Questa intro ci aiuta a capire le origini di questo genere musicale e, come sia stato poi trasformato oggi nel nostro paese. In Italia infatti il numero di artisti che si destreggia tra questi generi musicali è sempre maggiore, con testi arrabbiati, che anziché mettere in musica serenate rap (perchè di quella ce n’è una sola), scrivono di cattiverie subite, emarginazione, sogni non realizzati. Non tutti però hanno temi impegnati purtroppo, anzi.

Alcuni di questi infatti, mettendosi sulla falsa riga di artisti importanti che hanno risollevato la loro vita con la musica, si sentono autorizzati a scrivere testi carichi d’odio nei confronti delle donne. Questo genere musicale è stato una rivoluzione per far sentire la voce di chi per troppo tempo è stato messo a tacere in quanto “minoranza”, mentre alcuni dei nostri rapper italiani sostengono che cantare con il linguaggio di strada sia la chiave del successo. In questo linguaggio sono inclusi termini come “troia”, “puttanta” ecc, insulti sessisti che sappiamo bene esistere in versione femminile soltanto.

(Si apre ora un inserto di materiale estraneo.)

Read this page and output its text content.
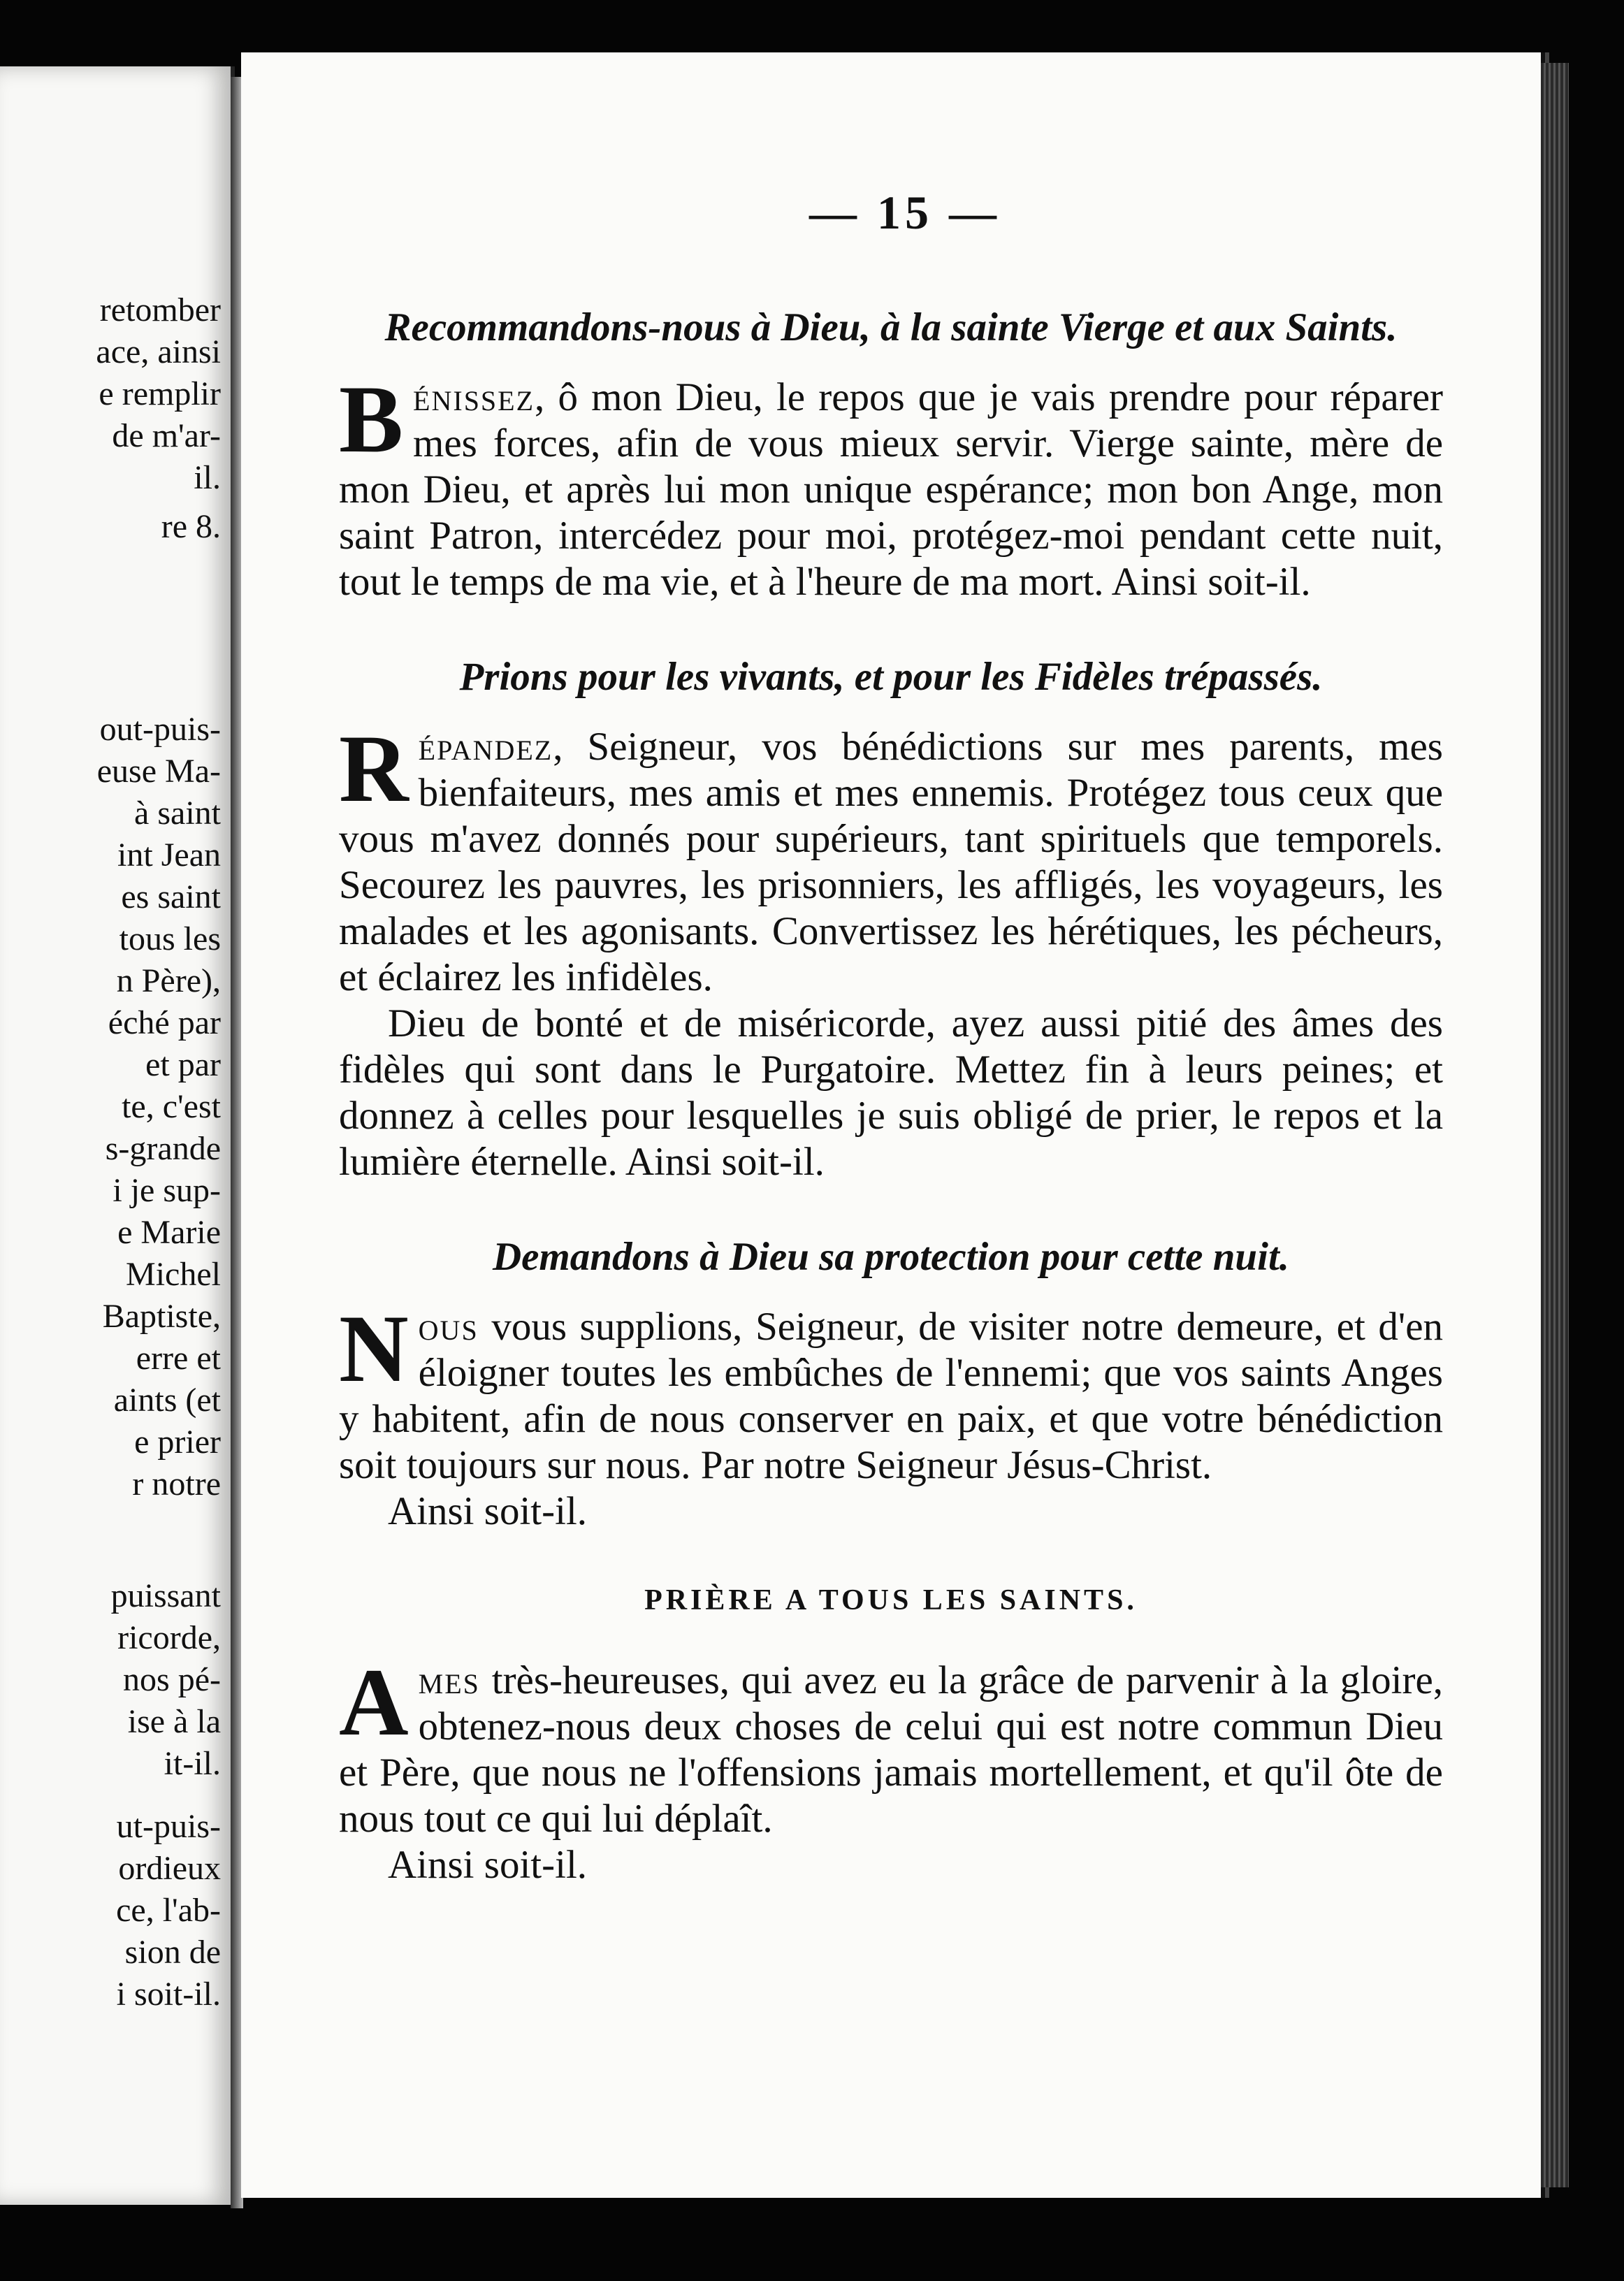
retomber
ace, ainsi
e remplir
de m'ar-
il.
re 8.
out-puis-
euse Ma-
à saint
int Jean
es saint
tous les
n Père),
éché par
et par
te, c'est
s-grande
i je sup-
e Marie
Michel
Baptiste,
erre et
aints (et
e prier
r notre
puissant
ricorde,
nos pé-
ise à la
it-il.
ut-puis-
ordieux
ce, l'ab-
sion de
i soit-il.
— 15 —
Recommandons-nous à Dieu, à la sainte Vierge et aux Saints.

Bénissez, ô mon Dieu, le repos que je vais prendre pour réparer mes forces, afin de vous mieux servir. Vierge sainte, mère de mon Dieu, et après lui mon unique espérance; mon bon Ange, mon saint Patron, intercédez pour moi, protégez-moi pendant cette nuit, tout le temps de ma vie, et à l'heure de ma mort. Ainsi soit-il.

Prions pour les vivants, et pour les Fidèles trépassés.

Répandez, Seigneur, vos bénédictions sur mes parents, mes bienfaiteurs, mes amis et mes ennemis. Protégez tous ceux que vous m'avez donnés pour supérieurs, tant spirituels que temporels. Secourez les pauvres, les prisonniers, les affligés, les voyageurs, les malades et les agonisants. Convertissez les hérétiques, les pécheurs, et éclairez les infidèles.

Dieu de bonté et de miséricorde, ayez aussi pitié des âmes des fidèles qui sont dans le Purgatoire. Mettez fin à leurs peines; et donnez à celles pour lesquelles je suis obligé de prier, le repos et la lumière éternelle. Ainsi soit-il.

Demandons à Dieu sa protection pour cette nuit.

Nous vous supplions, Seigneur, de visiter notre demeure, et d'en éloigner toutes les embûches de l'ennemi; que vos saints Anges y habitent, afin de nous conserver en paix, et que votre bénédiction soit toujours sur nous. Par notre Seigneur Jésus-Christ.

Ainsi soit-il.

PRIÈRE A TOUS LES SAINTS.

Ames très-heureuses, qui avez eu la grâce de parvenir à la gloire, obtenez-nous deux choses de celui qui est notre commun Dieu et Père, que nous ne l'offensions jamais mortellement, et qu'il ôte de nous tout ce qui lui déplaît.

Ainsi soit-il.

Non è mia intenzione scrivere o citare alcuno dei loro testi, credo siano già abbastanza pubblicizzati. Siamo nel 2020, il numero dei femminicidi in Italia è altissimo, combattiamo il patriarcato e il maschilismo e mentre sono ferma al semaforo sento passare per radio una “canzone” di questo genere?

E’ davvero questo il messaggio che si vuole passare alle generazioni che stanno ascoltando la canzone? Non ci sono altri argomenti a disposizione per questi “artisti”? Oppure la scelta di utilizzare tutto questo sessismo è in nome del successo? Per vendere di più? Beh, se questa fosse la ragione, lasciatemi dire che ci troviamo di fronte ad una pochezza inaudita.

Parte di questo articolo verrà utilizzato da un centro antiviolenza nel veronese, pertanto mi sono documentata a dovere prima di scrivere, scoprendo anche che ci sono artisti come Ghali (Good Times, canzone super trasmessa quest’estate) che si sono fatti portavoce di una campagna contro l’uso smodato di parole violente verso le donne. Ghali è un rapper italiano ma di origine tunisina, un caso? Non direi, in diverse sue interviste parla di come sia stato discriminato ed emarginato, sentendosi “diverso” o parte di una minoranza. Ecco che esperienze come queste ti cambiano, ti rendono migliore, insegnandoti ad essere più rispettoso verso l’altro.

Mi verrebbe molto facile etichettare questi artisti dai poveri contenuti, nello stesso modo in cui loro ci hanno etichettato, ma non è combattendoli personalmente che risolverò il problema della violenza contro le donne purtroppo. Vorrei piuttosto farli ragionare sull’importanza dei messaggi che lanciano ai più giovani che amano ascoltarli, quanto pesano le parole che utilizzano e come possono essere percepiti da chi non è pronto. Vorrei portarli con me in un centro anti violenza per un giorno, dar loro modo di incontrare donne che vivono nell’ombra per non essere trovate dall’ex marito, altre che sono vive per miracolo, e altre ancora che, per paura di perdere i figli, restano nella casa con il loro carnefice, con botte e violenza continua.

“E’ solo una canzone, sai quante parolacce sentono in casa questi ragazzi?”, certo che lo so, per tante famiglie vivere in mezzo alla violenza è una normalità, sentirla però passare anche nelle canzoni è come renderla lecita e accettata, come autorizzarne l’esistenza e la convivenza. La prossima vittima potrebbe essere vostra figlia, mamma, sorella, una donna importante della vostra vita, riflettete sul male che trasmettete nelle vostre parole. La vostra influenza mediatica sui più giovani potrebbe essere usata proprio per lanciare messaggi contro la discriminazione e la violenza, fatevi portavoce del cambiamento per un futuro migliore.

Fermiamo la violenza anche con la musica.